Он посмотрел на расстроенное лицо начальника штаба и, поздоровавшись кивком головы, спросил:
– Ну как, прорвали?
– Нет, товарищ генерал-майор, – ответил Мерцалов, – еще не прорвал, но прорву.
– Где ваши батальоны? – отрывисто спросил Самарин. Подъезжая к штабу полка, он встретил отходящие танки и пехоту, спросил лейтенанта, по чьему приказу они отходят.
– По приказу командира полка, Героя Советского Союза майора Мерцалова, – четко отрапортовал лейтенант.
И ответ этот привел Самарина в бешенство.
– Где ваши батальоны, почему они отходят? – страшным своим спокойствием голосом спросил Самарин.
– Отходят планово, по моему приказу, товарищ генерал-майор, – ответил Мерцалов и вдруг увидел, что Самарин, вытянувшись, смотрит на идущего к нему из затемненного угла блиндажа военного.
Он всмотрелся и тоже вытянулся: перед ним стоял член военного совета фронта.
– Здорово, здорово, Самарин, здравствуйте, товарищи, – сказал Чередниченко, – пришел, не поздоровавшись, к вам в блиндаж, спасибо, часовой пропустил, да и сидел тут на нарах, смотрел, как вы воюете.
«Все равно я прав, – подумал упрямо Мерцалов, – докажу».
Чередниченко поглядел на хмурого Самарина, на взволнованного начальника штаба и сказал:
– Товарищ Мерцалов!
– Слушаю, товарищ дивизионный комиссар, – ответил Мерцалов.
Мгновение дивизионный комиссар смотрел ему прямо в глаза. И в этом спокойном и немного грустном взгляде Мерцалов с удивлением и радостью прочел, что дивизионный понял, какой важный и торжественный момент происходит в боевой жизни командира полка.

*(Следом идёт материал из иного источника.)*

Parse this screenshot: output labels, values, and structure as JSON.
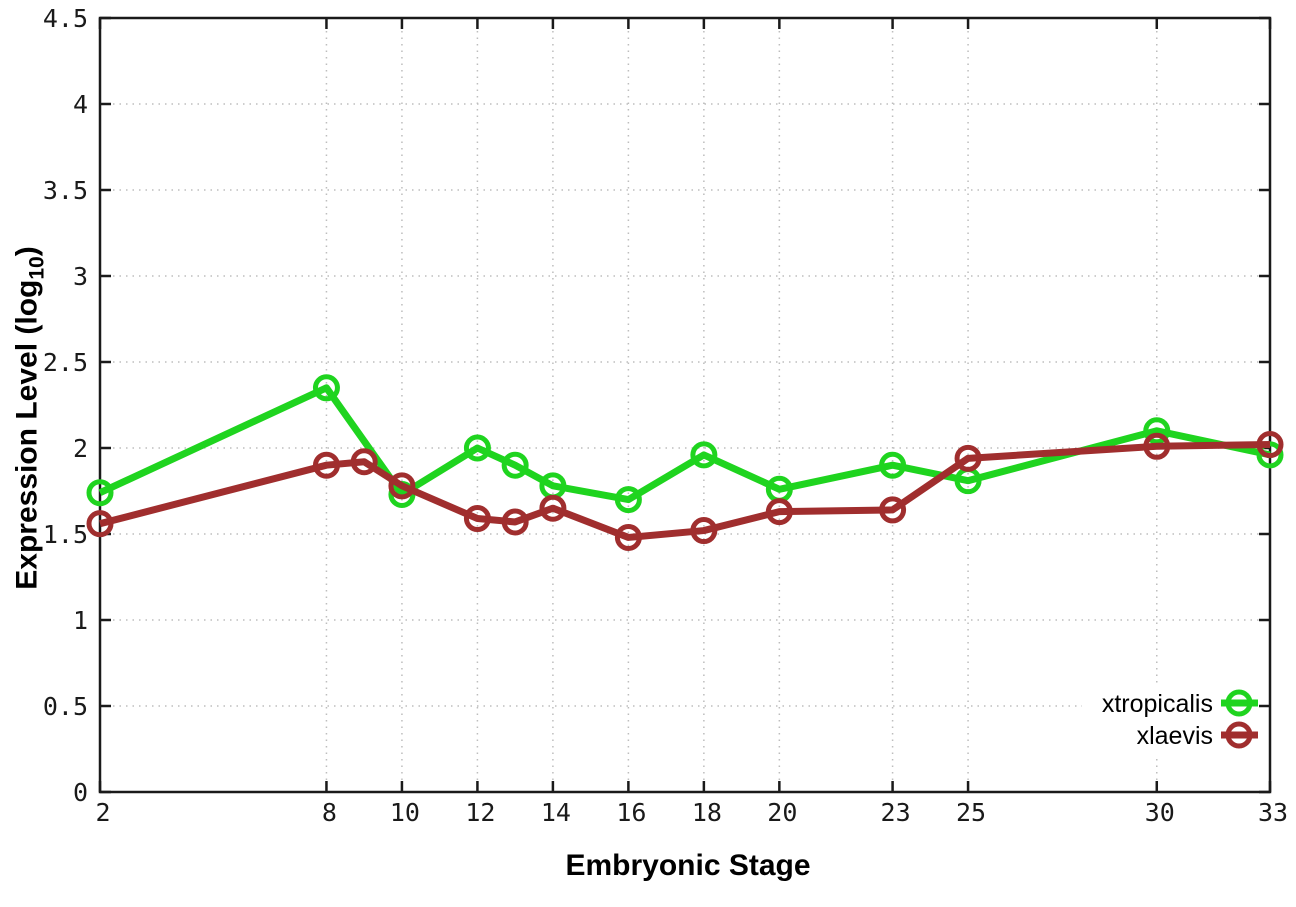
{
  "chart_data": {
    "type": "line",
    "title": "",
    "xlabel": "Embryonic Stage",
    "ylabel": "Expression Level (log10)",
    "ylabel_parts": {
      "main": "Expression Level (log",
      "sub": "10",
      "end": ")"
    },
    "x_ticks": [
      2,
      8,
      10,
      12,
      14,
      16,
      18,
      20,
      23,
      25,
      30,
      33
    ],
    "y_ticks": [
      0,
      0.5,
      1,
      1.5,
      2,
      2.5,
      3,
      3.5,
      4,
      4.5
    ],
    "xlim": [
      2,
      33
    ],
    "ylim": [
      0,
      4.5
    ],
    "grid": true,
    "legend_position": "bottom-right",
    "series": [
      {
        "name": "xtropicalis",
        "color": "#1fd41f",
        "x": [
          2,
          8,
          10,
          12,
          13,
          14,
          16,
          18,
          20,
          23,
          25,
          30,
          33
        ],
        "y": [
          1.74,
          2.35,
          1.73,
          2.0,
          1.9,
          1.78,
          1.7,
          1.96,
          1.76,
          1.9,
          1.81,
          2.1,
          1.96
        ]
      },
      {
        "name": "xlaevis",
        "color": "#a02e2e",
        "x": [
          2,
          8,
          9,
          10,
          12,
          13,
          14,
          16,
          18,
          20,
          23,
          25,
          30,
          33
        ],
        "y": [
          1.56,
          1.9,
          1.92,
          1.78,
          1.59,
          1.57,
          1.65,
          1.48,
          1.52,
          1.63,
          1.64,
          1.94,
          2.01,
          2.02
        ]
      }
    ]
  },
  "style": {
    "grid_color": "#bdbdbd",
    "axis_color": "#1a1a1a",
    "text_color": "#1a1a1a",
    "background": "#ffffff"
  }
}
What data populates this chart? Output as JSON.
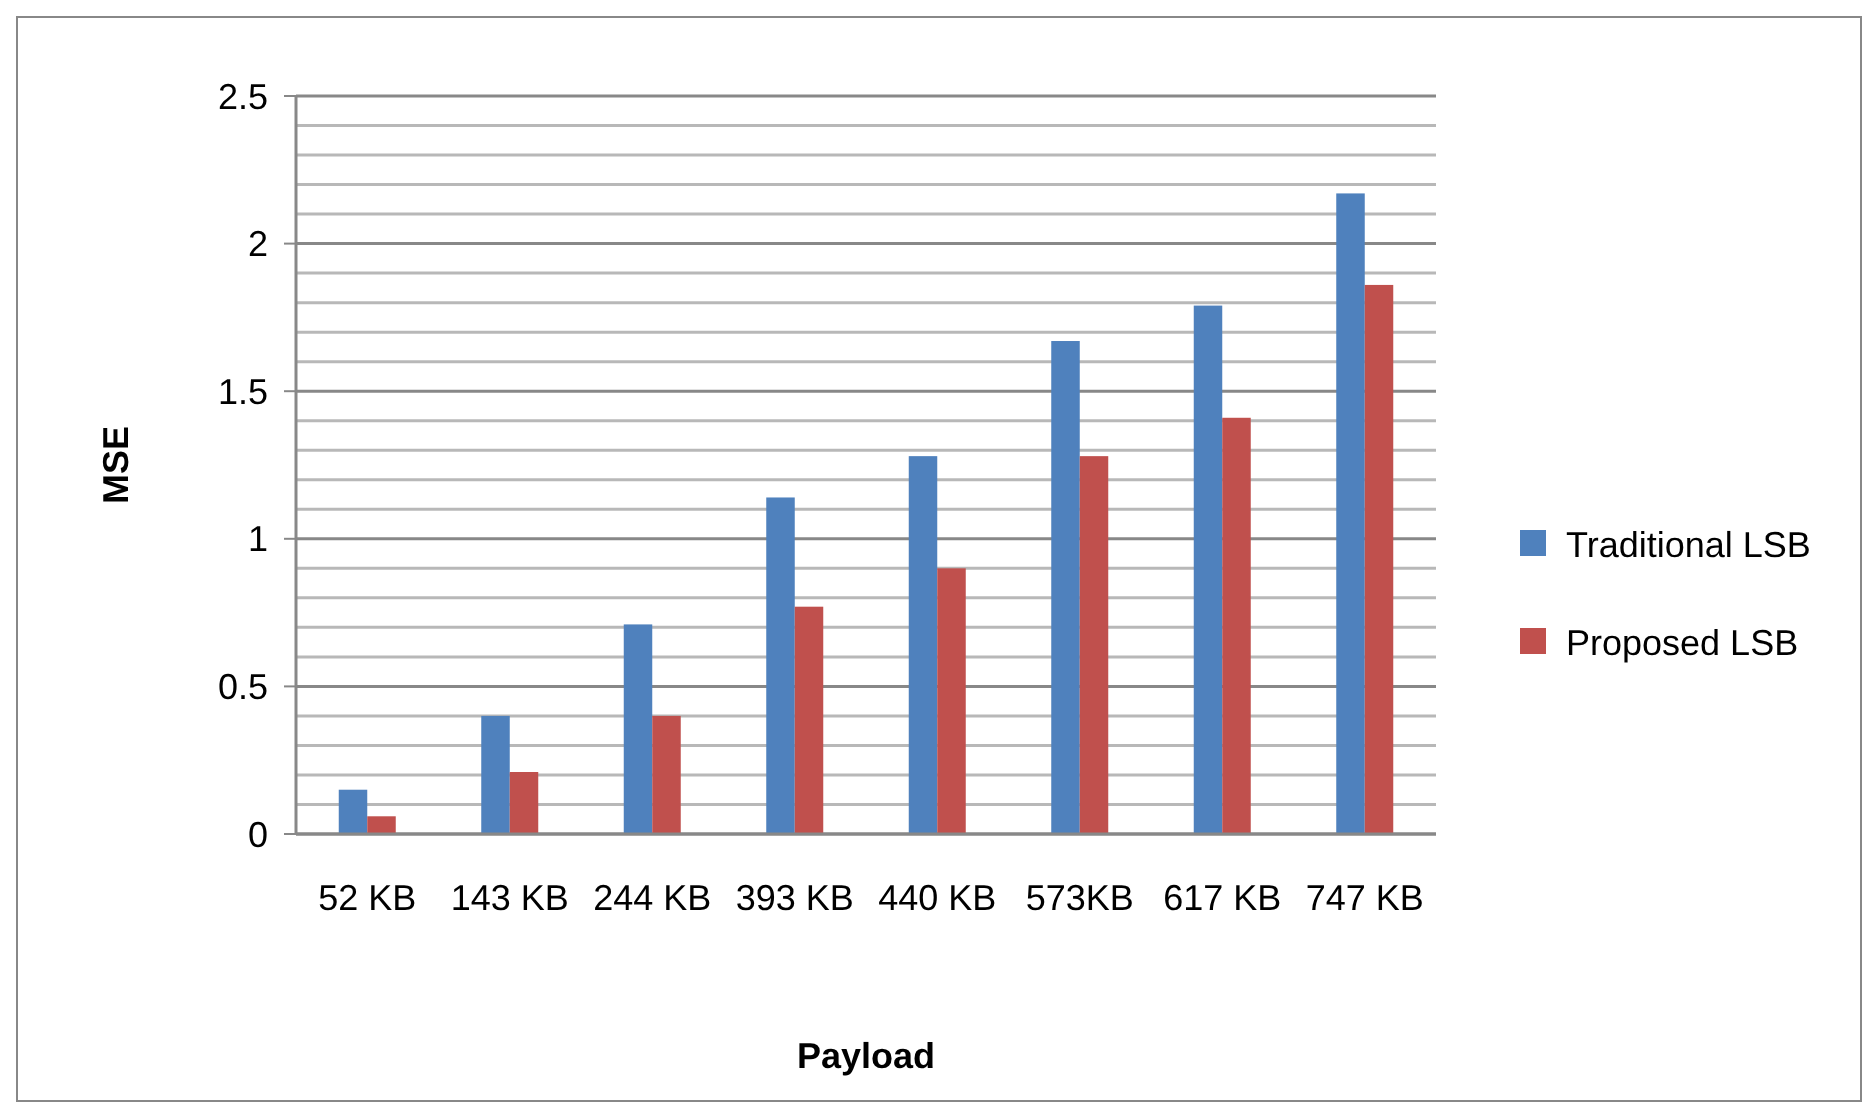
{
  "chart_data": {
    "type": "bar",
    "xlabel": "Payload",
    "ylabel": "MSE",
    "categories": [
      "52 KB",
      "143 KB",
      "244 KB",
      "393 KB",
      "440 KB",
      "573KB",
      "617 KB",
      "747 KB"
    ],
    "series": [
      {
        "name": "Traditional LSB",
        "color": "#4f81bd",
        "values": [
          0.15,
          0.4,
          0.71,
          1.14,
          1.28,
          1.67,
          1.79,
          2.17
        ]
      },
      {
        "name": "Proposed LSB",
        "color": "#c0504d",
        "values": [
          0.06,
          0.21,
          0.4,
          0.77,
          0.9,
          1.28,
          1.41,
          1.86
        ]
      }
    ],
    "ylim": [
      0,
      2.5
    ],
    "yticks": [
      0,
      {
        "value": 0.1,
        "label": null
      },
      {
        "value": 0.2,
        "label": null
      },
      {
        "value": 0.3,
        "label": null
      },
      {
        "value": 0.4,
        "label": null
      },
      0.5,
      {
        "value": 0.6,
        "label": null
      },
      {
        "value": 0.7,
        "label": null
      },
      {
        "value": 0.8,
        "label": null
      },
      {
        "value": 0.9,
        "label": null
      },
      1,
      {
        "value": 1.1,
        "label": null
      },
      {
        "value": 1.2,
        "label": null
      },
      {
        "value": 1.3,
        "label": null
      },
      {
        "value": 1.4,
        "label": null
      },
      1.5,
      {
        "value": 1.6,
        "label": null
      },
      {
        "value": 1.7,
        "label": null
      },
      {
        "value": 1.8,
        "label": null
      },
      {
        "value": 1.9,
        "label": null
      },
      2,
      {
        "value": 2.1,
        "label": null
      },
      {
        "value": 2.2,
        "label": null
      },
      {
        "value": 2.3,
        "label": null
      },
      {
        "value": 2.4,
        "label": null
      },
      2.5
    ],
    "grid": true,
    "legend": "right"
  }
}
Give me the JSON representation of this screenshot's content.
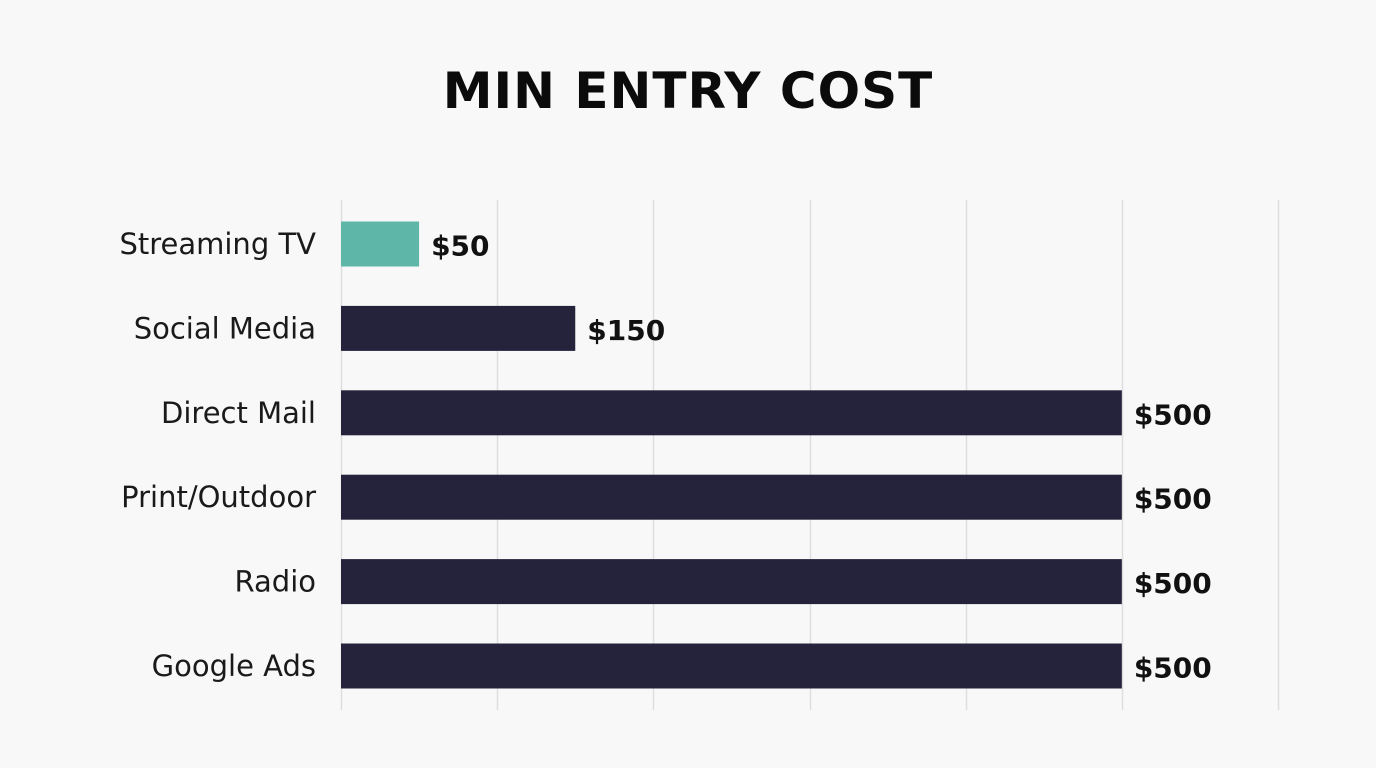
{
  "chart_data": {
    "type": "bar",
    "orientation": "horizontal",
    "title": "MIN ENTRY COST",
    "categories": [
      "Streaming TV",
      "Social Media",
      "Direct Mail",
      "Print/Outdoor",
      "Radio",
      "Google Ads"
    ],
    "values": [
      50,
      150,
      500,
      500,
      500,
      500
    ],
    "value_labels": [
      "$50",
      "$150",
      "$500",
      "$500",
      "$500",
      "$500"
    ],
    "xlim": [
      0,
      600
    ],
    "grid": "vertical",
    "highlight_category": "Streaming TV",
    "colors": {
      "highlight": "#5db6a8",
      "bar": "#24233b",
      "grid": "#dedede",
      "background": "#f8f8f8"
    }
  }
}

– Товарищ Мерцалов, – медленно повторил дивизионный комиссар. – Я радуюсь за вас. Вы руководите боем отлично, я уверен в вашем успехе сегодня. – Он мельком посмотрел на Самарина и сказал: – От лица службы – спасибо вам, майор Мерцалов.
– Служу Советскому Союзу, – ответил командир полка.
– Ну что ж, Самарин, поехали? – сказал Чередниченко, обнимая генерала за плечо. – Разговор у нас есть. Да и надо людям работать дать, а то понаехало начальство, они стоят навытяжку, а дела у них много, пусть поработают.
Выходя из блиндажа, он подошел к Мерцалову и спросил негромко:
– Ну, как ваш комиссар, майор? – и, улыбаясь, совсем тихо добавил: – Разок поругались с ним? Верно говорю? Было?
И Мерцалов почувствовал, что Чередниченко словно присутствовал при ночном чаепитии, словно напомнил о понятой им тайной связи между той ночью и сегодняшним днем.